Cambridge, Massachusetts-based MPM Capital said Thursday that it had raised $400 million for its seventh venture fund, BioVentures 2018, or BV2018. The amount raised is consistent with what the company set out to raise in its Form D filed in February 2018 with the Securities and Exchange Commission.

“Over two decades of investing, MPM has developed long-standing and strategic partners with academia, biotech and large pharma,” MPM co-founder Luke Evnin said in a statement. “Vital to our objective of delivering new treatments to improve the lives of patients, these relationships support our ongoing discovery of next-generation translational science and provide financing and acquisition opportunities across our portfolio.”

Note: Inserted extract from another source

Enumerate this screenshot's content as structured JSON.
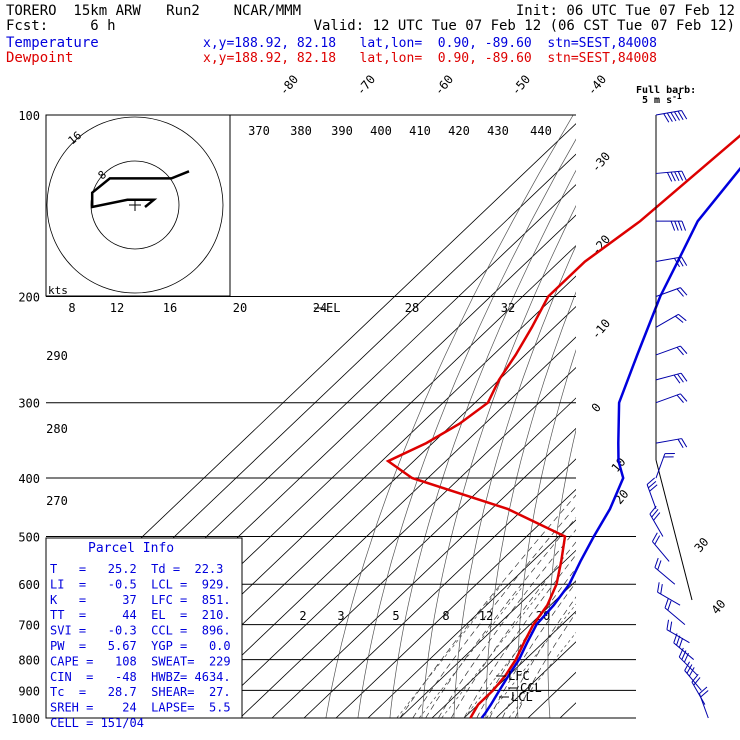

The firm said it is currently investing the money from BV2018 and its two oncology-focused funds, which together have more than $1 billion in capital. BV2018 in particular will be invested across multiple therapeutic areas, including oncology, immunology and neuroscience, along with cell, gene and nucleic acid therapies.

In November, MPM participated as an existing investor in a $70 million Series C funding round for South San Francisco, California-based Harpoon Therapeutics, which had been led by New York-based OrbiMed. The company is developing T-cell engager therapies, and its lead product candidate, HPN424, is in a Phase I study for prostate cancer. Last month, the company filed with the SEC for an $86.25 million initial public offering. And earlier this month, it announced that it expected to raise $75.6 million.

Another MPM portfolio company, TCR2 Therapeutics, also made its IPO earlier this month, announcing on Feb. 13 that it had been priced at $75 million. TCR2 made news last month when, along with Gossamer Bio, it reportedly sought to use a legal maneuver permitted by the SEC to go public automatically during the government shutdown, when the agency was unable to sign off on IPOs.